Simak dulu Bagian 1, Bagian 2, Bagian 3, Bagian 4
KELUAR labirin rumit namun mengasyikkan di kawasan Istana Gyeongbokgung, tontonan menarik sudah menunggu saya. Apalagi kalau bukan pertunjukan terkenal dari Teater Nanta yang tiketnya telah saya pesan beberapa hari lalu lewat internet.
Lokasi pertunjukan berada di lantai tiga dan lima dari Gedung UNESCO di pusat keramaian Myeongdong. Teater Nanta pertama kali dipentaskan pada 1997 dan terus menuai pujian hingga sekarang menjadi salah satu tontonan bagi wisatawan yang bertandang ke Seoul.
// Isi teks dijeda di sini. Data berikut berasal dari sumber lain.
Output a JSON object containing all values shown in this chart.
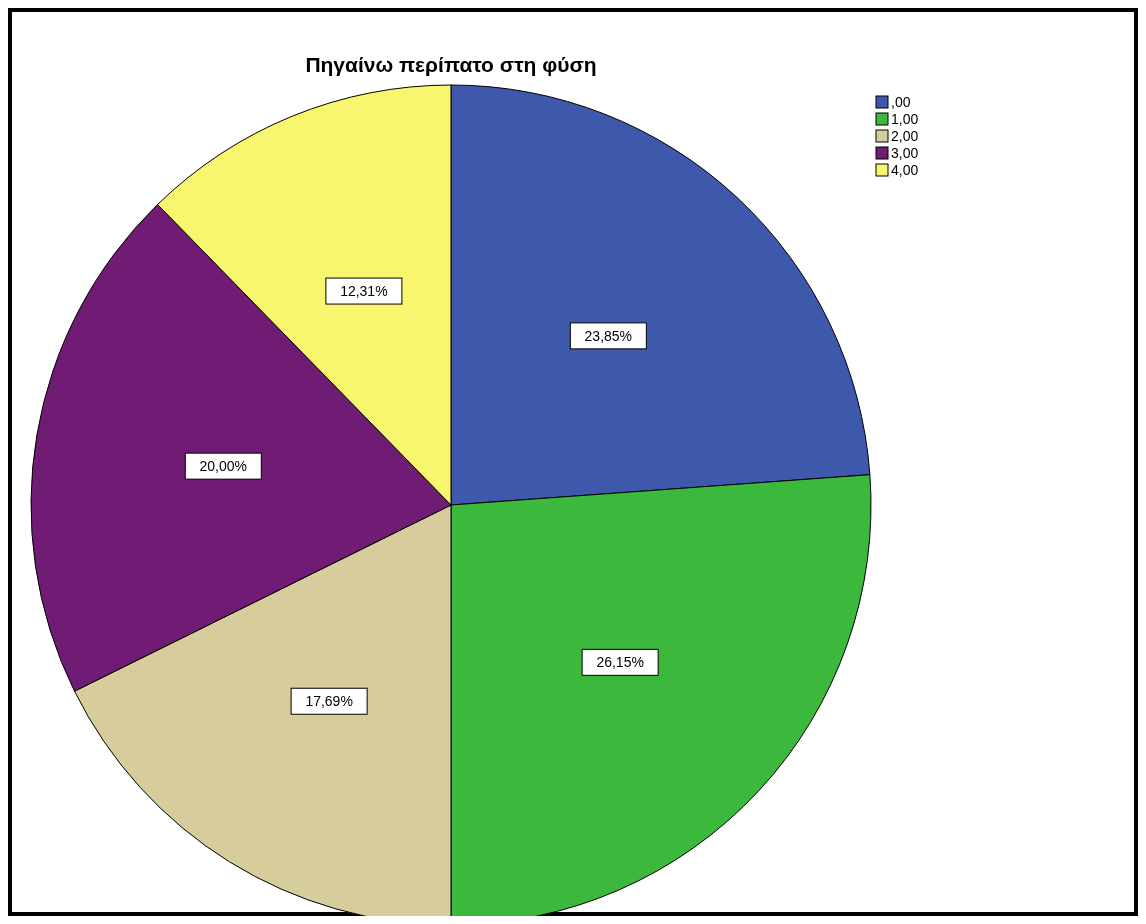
{
  "chart_data": {
    "type": "pie",
    "title": "Πηγαίνω περίπατο στη φύση",
    "categories": [
      ",00",
      "1,00",
      "2,00",
      "3,00",
      "4,00"
    ],
    "values": [
      23.85,
      26.15,
      17.69,
      20.0,
      12.31
    ],
    "value_labels": [
      "23,85%",
      "26,15%",
      "17,69%",
      "20,00%",
      "12,31%"
    ],
    "colors": [
      "#3e58ac",
      "#3cb93c",
      "#d6cc9c",
      "#701c74",
      "#f8f56e"
    ],
    "legend": "top right"
  }
}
Pertunjukan yang ditampilkan adalah drama komedi nonverbal dengan setting sebuah dapur dan menggunakan alat-alat masak sebagai alat musik perkusi. Dalam hati saya bersorak, inilah yang ditunggu-tunggu, karena tidak perlu mengerti bahasa Korea selama menikmati pertunjukannya! Aksi-aksi teatrikal bercampur keahlian memainkan alat-alat dapur sebagai alat musik benar-benar membuat saya terpukau. Ini sebuah suguhan menyegarkan.
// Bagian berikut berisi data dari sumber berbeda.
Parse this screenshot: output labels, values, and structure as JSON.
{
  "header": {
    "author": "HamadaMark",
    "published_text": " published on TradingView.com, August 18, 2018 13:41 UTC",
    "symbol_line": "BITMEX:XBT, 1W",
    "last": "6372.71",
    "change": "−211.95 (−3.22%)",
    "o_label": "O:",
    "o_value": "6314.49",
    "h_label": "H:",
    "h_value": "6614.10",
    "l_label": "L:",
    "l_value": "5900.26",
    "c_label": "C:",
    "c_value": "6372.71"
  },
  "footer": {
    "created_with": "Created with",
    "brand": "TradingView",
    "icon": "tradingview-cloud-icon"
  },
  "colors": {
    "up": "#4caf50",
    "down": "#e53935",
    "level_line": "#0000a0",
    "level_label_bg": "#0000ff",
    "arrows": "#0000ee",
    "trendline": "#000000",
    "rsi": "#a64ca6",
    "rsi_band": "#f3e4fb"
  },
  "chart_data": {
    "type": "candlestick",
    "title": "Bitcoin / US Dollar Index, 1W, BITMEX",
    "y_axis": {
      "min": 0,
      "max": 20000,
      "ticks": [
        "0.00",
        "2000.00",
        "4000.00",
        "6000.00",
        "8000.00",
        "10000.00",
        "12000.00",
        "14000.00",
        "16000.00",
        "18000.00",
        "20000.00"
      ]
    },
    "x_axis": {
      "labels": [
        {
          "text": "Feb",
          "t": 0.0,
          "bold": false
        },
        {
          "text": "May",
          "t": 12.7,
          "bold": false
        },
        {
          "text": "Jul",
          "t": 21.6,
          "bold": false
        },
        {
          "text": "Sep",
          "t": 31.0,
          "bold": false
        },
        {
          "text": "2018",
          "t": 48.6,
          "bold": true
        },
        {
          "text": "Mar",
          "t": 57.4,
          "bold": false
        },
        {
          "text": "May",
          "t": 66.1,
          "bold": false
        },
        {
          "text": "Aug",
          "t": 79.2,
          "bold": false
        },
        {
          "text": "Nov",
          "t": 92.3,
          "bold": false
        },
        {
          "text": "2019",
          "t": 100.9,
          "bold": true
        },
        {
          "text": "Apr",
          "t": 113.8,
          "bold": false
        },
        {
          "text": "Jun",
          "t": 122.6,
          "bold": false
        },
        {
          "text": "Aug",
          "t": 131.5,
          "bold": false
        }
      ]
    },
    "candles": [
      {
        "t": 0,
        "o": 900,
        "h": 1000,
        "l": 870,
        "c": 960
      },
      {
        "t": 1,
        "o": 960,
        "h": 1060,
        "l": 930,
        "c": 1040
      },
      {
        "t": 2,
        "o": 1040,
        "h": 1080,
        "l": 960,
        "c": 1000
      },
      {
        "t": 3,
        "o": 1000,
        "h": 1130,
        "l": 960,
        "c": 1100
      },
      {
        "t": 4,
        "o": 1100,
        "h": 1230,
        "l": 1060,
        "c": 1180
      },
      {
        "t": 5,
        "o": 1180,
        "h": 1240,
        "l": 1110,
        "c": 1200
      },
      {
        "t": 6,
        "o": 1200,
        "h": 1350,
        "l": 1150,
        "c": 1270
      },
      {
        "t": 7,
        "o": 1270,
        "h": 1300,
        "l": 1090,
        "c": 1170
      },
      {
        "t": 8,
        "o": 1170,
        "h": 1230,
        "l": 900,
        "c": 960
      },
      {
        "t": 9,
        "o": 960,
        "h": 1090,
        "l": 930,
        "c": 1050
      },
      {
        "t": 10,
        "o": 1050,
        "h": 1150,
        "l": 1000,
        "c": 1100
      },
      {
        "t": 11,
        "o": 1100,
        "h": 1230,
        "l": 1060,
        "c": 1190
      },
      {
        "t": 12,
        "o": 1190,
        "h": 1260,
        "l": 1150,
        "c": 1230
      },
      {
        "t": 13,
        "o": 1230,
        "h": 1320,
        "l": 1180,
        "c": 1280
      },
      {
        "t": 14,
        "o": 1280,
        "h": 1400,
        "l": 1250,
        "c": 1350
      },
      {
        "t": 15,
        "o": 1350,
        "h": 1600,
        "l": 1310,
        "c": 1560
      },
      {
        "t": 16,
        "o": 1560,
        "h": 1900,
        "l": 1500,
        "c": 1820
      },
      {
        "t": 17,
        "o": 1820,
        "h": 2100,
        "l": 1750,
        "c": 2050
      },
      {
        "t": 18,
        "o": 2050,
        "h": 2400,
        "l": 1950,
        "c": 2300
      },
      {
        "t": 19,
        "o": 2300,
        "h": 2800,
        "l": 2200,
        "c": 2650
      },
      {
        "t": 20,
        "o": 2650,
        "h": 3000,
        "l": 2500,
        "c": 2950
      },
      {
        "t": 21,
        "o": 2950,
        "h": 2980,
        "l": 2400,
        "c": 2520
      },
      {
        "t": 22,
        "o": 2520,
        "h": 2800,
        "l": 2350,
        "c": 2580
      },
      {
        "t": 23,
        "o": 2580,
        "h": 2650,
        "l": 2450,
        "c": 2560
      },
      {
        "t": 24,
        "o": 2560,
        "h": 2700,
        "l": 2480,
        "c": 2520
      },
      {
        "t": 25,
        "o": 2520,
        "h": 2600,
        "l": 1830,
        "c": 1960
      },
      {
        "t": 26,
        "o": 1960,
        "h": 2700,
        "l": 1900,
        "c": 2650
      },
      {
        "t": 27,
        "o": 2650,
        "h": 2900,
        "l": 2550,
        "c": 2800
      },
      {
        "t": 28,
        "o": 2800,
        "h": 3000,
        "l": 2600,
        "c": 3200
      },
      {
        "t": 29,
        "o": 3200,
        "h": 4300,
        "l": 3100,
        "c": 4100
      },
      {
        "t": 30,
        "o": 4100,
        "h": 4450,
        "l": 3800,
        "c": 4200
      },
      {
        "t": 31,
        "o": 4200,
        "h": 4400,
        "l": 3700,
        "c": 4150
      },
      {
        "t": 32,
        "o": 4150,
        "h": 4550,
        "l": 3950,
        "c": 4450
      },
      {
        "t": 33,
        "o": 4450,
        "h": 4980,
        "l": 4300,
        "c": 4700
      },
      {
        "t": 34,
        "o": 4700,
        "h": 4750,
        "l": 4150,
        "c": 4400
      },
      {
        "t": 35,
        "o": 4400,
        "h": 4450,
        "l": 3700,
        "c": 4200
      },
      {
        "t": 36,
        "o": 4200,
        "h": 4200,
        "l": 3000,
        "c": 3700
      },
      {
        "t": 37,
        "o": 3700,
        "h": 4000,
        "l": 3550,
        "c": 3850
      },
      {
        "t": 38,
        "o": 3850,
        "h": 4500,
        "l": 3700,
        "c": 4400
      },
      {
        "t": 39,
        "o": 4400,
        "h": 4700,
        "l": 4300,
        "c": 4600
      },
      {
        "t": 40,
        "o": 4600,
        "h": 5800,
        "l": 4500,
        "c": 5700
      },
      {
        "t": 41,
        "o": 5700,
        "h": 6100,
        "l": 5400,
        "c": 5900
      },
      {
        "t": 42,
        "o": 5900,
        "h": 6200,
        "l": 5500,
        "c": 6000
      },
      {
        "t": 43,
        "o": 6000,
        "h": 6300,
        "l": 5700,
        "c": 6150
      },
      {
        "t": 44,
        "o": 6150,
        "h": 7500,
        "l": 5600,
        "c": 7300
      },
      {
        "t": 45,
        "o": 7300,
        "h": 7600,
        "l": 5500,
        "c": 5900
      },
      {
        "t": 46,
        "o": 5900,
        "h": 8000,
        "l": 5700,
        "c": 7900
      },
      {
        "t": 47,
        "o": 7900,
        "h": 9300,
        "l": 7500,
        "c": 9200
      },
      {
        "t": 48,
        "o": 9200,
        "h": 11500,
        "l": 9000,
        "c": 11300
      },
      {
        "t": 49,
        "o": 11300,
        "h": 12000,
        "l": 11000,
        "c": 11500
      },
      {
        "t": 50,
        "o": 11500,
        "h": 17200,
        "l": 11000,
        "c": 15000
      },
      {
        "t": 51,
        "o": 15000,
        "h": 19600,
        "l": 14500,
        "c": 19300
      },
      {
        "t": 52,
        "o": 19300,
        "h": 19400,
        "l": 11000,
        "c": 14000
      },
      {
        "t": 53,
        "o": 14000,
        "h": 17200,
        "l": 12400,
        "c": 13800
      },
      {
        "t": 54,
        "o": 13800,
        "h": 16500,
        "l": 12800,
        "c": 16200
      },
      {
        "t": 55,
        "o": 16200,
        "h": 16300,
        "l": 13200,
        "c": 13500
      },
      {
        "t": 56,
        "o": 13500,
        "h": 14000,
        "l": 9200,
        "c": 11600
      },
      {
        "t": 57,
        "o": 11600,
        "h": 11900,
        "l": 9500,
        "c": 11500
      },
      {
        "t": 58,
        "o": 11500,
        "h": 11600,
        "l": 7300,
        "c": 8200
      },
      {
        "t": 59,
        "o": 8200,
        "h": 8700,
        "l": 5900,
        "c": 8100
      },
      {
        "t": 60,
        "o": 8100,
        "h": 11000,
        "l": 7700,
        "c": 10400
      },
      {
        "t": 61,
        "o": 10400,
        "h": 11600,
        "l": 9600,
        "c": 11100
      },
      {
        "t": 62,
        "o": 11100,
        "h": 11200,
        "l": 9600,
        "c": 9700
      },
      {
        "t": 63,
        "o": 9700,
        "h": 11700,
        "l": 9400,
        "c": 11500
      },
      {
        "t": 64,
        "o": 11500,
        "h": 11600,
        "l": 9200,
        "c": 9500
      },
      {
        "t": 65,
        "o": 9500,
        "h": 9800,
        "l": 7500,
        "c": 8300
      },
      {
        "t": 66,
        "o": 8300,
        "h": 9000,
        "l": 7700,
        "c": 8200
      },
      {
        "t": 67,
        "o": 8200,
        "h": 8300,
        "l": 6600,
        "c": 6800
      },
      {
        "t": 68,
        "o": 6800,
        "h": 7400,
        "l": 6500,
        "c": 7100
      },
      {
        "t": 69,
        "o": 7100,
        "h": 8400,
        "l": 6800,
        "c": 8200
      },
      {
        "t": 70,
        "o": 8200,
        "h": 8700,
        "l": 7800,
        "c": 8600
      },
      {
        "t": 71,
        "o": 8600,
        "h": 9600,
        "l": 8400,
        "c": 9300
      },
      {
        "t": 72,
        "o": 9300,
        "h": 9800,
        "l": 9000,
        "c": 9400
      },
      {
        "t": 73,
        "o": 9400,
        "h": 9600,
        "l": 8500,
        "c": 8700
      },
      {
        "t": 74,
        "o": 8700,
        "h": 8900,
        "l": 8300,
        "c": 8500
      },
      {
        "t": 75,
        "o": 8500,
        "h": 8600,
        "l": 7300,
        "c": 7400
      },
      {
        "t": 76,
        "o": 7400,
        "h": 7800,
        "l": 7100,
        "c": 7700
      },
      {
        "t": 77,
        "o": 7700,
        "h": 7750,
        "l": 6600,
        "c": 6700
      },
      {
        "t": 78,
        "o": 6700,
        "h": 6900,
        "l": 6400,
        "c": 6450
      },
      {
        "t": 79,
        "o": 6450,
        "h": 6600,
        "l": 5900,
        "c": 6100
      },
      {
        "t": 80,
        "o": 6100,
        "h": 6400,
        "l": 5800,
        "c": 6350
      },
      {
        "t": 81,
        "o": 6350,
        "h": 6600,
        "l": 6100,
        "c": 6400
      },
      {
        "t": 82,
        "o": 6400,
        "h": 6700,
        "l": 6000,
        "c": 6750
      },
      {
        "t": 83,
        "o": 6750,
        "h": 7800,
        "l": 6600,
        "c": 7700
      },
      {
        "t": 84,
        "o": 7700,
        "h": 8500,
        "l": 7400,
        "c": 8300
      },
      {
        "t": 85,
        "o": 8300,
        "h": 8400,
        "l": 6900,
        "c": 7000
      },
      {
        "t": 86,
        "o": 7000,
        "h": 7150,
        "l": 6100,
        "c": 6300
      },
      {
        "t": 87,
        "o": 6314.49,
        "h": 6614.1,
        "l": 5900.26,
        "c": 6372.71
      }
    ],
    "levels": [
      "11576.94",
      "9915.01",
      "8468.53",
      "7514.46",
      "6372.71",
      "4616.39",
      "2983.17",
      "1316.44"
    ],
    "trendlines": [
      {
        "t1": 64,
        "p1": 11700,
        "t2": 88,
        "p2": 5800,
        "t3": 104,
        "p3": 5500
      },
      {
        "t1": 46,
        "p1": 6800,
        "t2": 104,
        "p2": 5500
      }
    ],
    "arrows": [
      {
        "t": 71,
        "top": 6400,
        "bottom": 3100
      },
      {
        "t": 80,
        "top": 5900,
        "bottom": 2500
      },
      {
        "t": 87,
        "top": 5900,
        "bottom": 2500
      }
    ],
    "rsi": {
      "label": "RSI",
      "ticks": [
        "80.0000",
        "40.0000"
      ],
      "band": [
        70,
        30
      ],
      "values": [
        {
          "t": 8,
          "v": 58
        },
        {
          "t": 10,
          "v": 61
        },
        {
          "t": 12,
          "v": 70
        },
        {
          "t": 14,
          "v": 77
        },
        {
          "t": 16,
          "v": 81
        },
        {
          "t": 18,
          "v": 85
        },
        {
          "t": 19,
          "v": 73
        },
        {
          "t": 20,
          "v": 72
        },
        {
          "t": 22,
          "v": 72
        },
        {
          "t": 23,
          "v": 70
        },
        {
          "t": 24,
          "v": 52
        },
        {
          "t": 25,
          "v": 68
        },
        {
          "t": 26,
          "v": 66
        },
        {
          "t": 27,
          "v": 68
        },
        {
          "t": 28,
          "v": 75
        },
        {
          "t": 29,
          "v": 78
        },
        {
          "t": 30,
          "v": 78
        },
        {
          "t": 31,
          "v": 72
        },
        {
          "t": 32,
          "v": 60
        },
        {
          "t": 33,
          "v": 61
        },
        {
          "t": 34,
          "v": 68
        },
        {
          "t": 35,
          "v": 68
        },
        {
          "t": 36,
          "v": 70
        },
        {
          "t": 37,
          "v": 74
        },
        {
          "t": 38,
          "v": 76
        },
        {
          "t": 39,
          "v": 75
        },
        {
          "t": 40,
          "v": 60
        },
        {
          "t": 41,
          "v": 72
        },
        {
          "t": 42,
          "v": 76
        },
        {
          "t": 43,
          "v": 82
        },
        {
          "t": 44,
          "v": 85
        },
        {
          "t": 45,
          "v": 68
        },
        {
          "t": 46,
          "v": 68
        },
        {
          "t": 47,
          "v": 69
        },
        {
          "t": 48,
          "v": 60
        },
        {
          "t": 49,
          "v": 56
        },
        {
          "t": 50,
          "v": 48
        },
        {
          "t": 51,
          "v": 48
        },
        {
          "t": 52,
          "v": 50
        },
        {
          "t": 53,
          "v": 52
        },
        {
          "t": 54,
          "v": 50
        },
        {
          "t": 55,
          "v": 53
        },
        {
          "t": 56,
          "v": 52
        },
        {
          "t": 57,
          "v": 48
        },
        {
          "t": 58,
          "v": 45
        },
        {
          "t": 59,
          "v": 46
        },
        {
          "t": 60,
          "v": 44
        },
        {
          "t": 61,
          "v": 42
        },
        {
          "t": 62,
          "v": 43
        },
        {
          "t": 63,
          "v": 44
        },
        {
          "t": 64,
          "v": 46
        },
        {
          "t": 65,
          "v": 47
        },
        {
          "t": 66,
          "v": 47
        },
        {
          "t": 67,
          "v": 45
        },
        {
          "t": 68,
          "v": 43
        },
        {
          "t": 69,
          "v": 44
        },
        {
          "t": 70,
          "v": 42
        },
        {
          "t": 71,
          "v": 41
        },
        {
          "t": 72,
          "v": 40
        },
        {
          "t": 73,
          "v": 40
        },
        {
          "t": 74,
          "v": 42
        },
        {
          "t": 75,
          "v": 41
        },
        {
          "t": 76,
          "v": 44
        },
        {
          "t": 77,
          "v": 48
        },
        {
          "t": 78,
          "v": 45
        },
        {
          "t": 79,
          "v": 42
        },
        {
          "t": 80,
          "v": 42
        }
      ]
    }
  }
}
Keluar dari gedung pertunjukan Teater Nanta, saya berbaur dengan pejalan kaki di kawasan Myeongdong. Sore itu hujan turun rintik-rintik namun tidak membu-at surut keramaian di sepanjang ruas jalan. Para pedagang pun tetap bersemangat menarik minat pembeli. Mereka berseru bersahut-sahutan menjajakan barang jualan mereka.
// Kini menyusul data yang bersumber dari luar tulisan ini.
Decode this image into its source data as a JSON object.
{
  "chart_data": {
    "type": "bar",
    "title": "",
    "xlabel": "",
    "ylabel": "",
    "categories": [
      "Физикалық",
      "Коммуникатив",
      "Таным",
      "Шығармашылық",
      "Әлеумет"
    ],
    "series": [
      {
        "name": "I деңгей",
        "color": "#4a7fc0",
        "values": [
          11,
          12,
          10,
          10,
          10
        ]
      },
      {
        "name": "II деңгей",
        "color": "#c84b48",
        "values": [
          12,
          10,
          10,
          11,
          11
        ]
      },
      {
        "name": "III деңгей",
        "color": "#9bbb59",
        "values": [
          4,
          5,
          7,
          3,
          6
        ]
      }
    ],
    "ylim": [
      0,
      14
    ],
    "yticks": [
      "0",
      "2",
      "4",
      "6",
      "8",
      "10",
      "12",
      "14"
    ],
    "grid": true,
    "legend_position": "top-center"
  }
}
Sejenak saya teringat pada semboyan Seoul yang tertulis dekat bandara. Bunyinya, “Smile with English". Dari para pedagang itu, saya dapat menangkap sejumput kehangatan emosional mereka ketika saya mencoba menawar beberapa barang dagangan, antara lain suvenir khas miniatur piring dan sendok. Diam-diam saya mengagumi bangsa Korea atas kepedulian mereka terhadap peninggalan sejarah, seni, dan budaya. Sekaligus takjub atas kerapian tata kotanya, sikap disiplin warganya, juga parade fashionista kaum mudanya. Hati terasa berat meninggalkan kota yang mendadak saya datangi ini. Ghamsahamnida, Seoul! Terima kasih untuk tampil menawan bagi pejalan.